Blockquote
[information about why treatments are selected in the field] prior information is all important and seldom obtained.
It is true that in the total absence of information on a prognostic variable, randomization is the minimax optimal experimental design. My concern is the use of reported randomization as a post hoc criterion of study quality that automatically trumps observational research.
Statistician Paul Rosenbaum describes the considerations that go into the evaluation of observational studies:
Blockquote
Dismissive criticism rests on the authority of the critic and is so broad and vague that its claims cannot be studied empirically
The retrospective consideration of design factors as measures of quality (commonly seen in meta-analytic guidelines) strike me as meeting Rosenbaum’s definition of “dismissive criticism.” The relative credibility to place on a reported estimate is context sensitive. It isn’t the lack of randomization that needs to be noticed, but the assertion of a prognostic variate that should (and could) be controlled, but was not. Dismissal of data based on design features alone, strikes me as not scientifically constructive, if not completely irrational.
Your point about confounding by indication is important, and I concede there are likely many scenarios where I would want a randomized study.
My problem is that rehabilitation research is not going to get the funds to run RCTs that a drug or medical device would get, so the large sample sizes for credible RCTs are outside of the typical budget. The decision theoretic approach to experiments advises optimization over randomization when samples are small. Most interesting are mixed strategies, that inject a bit of randomness into algorithms that create a priori balanced groups. This would satisfy the frequentists who demand randomization, while Bayesian decision theorists are happy that expected information is being maximized by prior information.
Absent well done small experiments, I’d like to see well done observational studies, where there is a lot of room for improvement.
Nathan Kallus (Cornell) has a number of recent papers that goes into the technical details and decision theoretic analysis regarding the utility of the algorithmic creation of a priori balanced groups for controlled experiments and modifications of them for observational causal inference.

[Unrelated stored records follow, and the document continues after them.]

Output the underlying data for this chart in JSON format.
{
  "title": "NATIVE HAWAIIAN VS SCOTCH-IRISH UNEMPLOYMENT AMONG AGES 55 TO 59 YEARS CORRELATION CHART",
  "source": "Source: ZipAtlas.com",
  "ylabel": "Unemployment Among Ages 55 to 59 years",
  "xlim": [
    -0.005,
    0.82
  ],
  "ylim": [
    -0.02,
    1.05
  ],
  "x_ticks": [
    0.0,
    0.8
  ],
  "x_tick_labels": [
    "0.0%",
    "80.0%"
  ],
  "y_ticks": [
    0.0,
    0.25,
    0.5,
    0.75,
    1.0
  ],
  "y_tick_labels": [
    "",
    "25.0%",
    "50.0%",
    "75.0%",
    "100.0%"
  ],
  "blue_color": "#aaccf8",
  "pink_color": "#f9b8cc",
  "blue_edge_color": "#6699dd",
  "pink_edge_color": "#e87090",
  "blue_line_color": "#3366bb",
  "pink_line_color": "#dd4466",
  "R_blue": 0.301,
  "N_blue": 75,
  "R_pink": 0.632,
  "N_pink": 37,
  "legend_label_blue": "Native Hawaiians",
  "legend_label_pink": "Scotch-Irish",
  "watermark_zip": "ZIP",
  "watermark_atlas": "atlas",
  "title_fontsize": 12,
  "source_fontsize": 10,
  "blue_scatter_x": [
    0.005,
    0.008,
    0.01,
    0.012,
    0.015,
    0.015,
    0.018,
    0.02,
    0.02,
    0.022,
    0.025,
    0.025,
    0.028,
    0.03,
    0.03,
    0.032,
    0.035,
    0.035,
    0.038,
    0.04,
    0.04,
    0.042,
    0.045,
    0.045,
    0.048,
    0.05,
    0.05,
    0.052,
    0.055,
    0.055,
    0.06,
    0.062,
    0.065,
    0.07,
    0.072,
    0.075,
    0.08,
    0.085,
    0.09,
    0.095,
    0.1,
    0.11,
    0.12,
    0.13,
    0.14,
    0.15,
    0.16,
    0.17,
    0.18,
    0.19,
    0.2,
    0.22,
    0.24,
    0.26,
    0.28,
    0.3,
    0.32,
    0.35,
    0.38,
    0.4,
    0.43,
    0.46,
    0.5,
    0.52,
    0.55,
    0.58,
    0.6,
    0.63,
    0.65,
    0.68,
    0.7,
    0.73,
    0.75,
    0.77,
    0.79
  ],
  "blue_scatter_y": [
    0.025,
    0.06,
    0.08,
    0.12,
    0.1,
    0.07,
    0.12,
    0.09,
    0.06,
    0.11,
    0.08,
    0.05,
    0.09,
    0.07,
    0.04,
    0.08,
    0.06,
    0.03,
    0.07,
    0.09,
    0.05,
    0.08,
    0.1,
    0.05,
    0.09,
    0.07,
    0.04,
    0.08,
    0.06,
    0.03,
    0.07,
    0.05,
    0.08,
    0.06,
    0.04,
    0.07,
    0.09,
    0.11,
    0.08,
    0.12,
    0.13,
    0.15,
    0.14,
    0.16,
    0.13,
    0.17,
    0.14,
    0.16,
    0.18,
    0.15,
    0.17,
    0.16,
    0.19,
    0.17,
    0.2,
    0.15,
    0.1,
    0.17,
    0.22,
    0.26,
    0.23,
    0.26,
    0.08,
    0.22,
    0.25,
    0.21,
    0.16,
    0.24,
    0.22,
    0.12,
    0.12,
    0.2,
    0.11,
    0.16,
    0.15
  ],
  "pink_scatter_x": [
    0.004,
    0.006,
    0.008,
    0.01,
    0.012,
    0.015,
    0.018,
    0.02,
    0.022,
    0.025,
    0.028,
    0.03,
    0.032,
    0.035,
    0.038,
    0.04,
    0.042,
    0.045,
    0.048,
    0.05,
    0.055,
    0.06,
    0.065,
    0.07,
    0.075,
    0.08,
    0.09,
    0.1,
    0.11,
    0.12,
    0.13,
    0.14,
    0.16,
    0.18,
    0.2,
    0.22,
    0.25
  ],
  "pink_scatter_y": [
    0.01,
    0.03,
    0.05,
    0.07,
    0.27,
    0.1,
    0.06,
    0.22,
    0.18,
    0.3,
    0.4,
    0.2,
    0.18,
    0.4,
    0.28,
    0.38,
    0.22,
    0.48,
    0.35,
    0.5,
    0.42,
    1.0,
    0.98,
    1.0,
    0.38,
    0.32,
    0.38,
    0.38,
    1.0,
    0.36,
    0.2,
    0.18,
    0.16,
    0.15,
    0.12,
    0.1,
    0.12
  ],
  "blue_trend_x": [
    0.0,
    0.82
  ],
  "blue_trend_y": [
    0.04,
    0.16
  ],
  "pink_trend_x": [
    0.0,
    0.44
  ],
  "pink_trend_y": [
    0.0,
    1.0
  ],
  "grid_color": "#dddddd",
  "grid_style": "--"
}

Some recent papers on the a priori use of nonrandom construction of balanced groups, as well as a recent paper with Art Owen (who developed empirical likelihood) about using observational studies to inform RCTs:
Blockquote
Relying on modern optimization methods, kernel allocation, which ensures nearly perfect covariate balance without biasing estimates under model mis-specification, offers sizable advantages in precision and power as demonstrated in a range of real and synthetic examples. We provide strong theoretical guarantees on variance, consistency and rates of convergence and develop special
algorithms for design and hypothesis testing
Blockquote
Motivated by an observational study in spine surgery, in which positivity is violated and the true treatment assignment model is unknown, we present the use of optimal balancing by kernel optimal matching (KOM) to estimate ATE. By uniformly controlling the conditional mean squared error of a weighted estimator over a class of models, KOM simultaneously mitigates issues of possible
mis-specification of the treatment assignment
Blockquote
We propose a novel framework for matching estimators for causal effect from observational data that is based on minimizing the dual norm of estimation error when expressed as an operator. We show that many popular matching estimators can be expressed as optimal in this framework, including nearest-neighbor matching, coarsened exact matching, and mean-matched sampling. This reveals their motivation and aptness as structural priors formulated by embedding the effect in a particular functional space. This also gives rise to a range of new, kernel-based matching estimators that arise when one embeds the effect in a reproducing kernel Hilbert space. Depending on the case, these estimators can be found using either quadratic optimization or integer optimization. We show that estimators based on universal kernels are universally consistent without model specification. In empirical results using both synthetic and real data, the new, kernel-based estimators outperform all standard causal estimators in estimation error.
Branson, Z. (2021). Randomization Tests to Assess Covariate Balance When Designing and Analyzing Matched Datasets. Observational Studies 7(2), 1-36. doi:10.1353/obs.2021.0031. (link)
Blockquote
In this work, we develop a randomization test for the hypothesis that a matched dataset approximates a particular experimental design, such as complete randomization, block randomization, or rerandomization. Our test can incorporate any experimental design, and it allows for a graphical display that puts several designs on the same univariate scale, thereby allowing researchers to pinpoint which design—if any—is most appropriate for a matched dataset. After researchers determine a plausible design, we recommend a randomization based approach for analyzing the matched data, which can incorporate any design and treatment effect estimator. Through simulation, we find that our test can frequently detect violations of randomized assignment that harm inferential results
Blockquote
The increasing availability of passively observed data has yielded a growing interest in “data fusion” methods, which involve merging data from observational and experimental sources to draw causal conclusions. Such methods often require a precarious tradeoff between the unknown bias in the observational dataset and the often-large variance in the experimental dataset. We propose an alternative approach, which avoids this tradeoff: rather than using observational data for inference, we use it to design a more efficient experiment.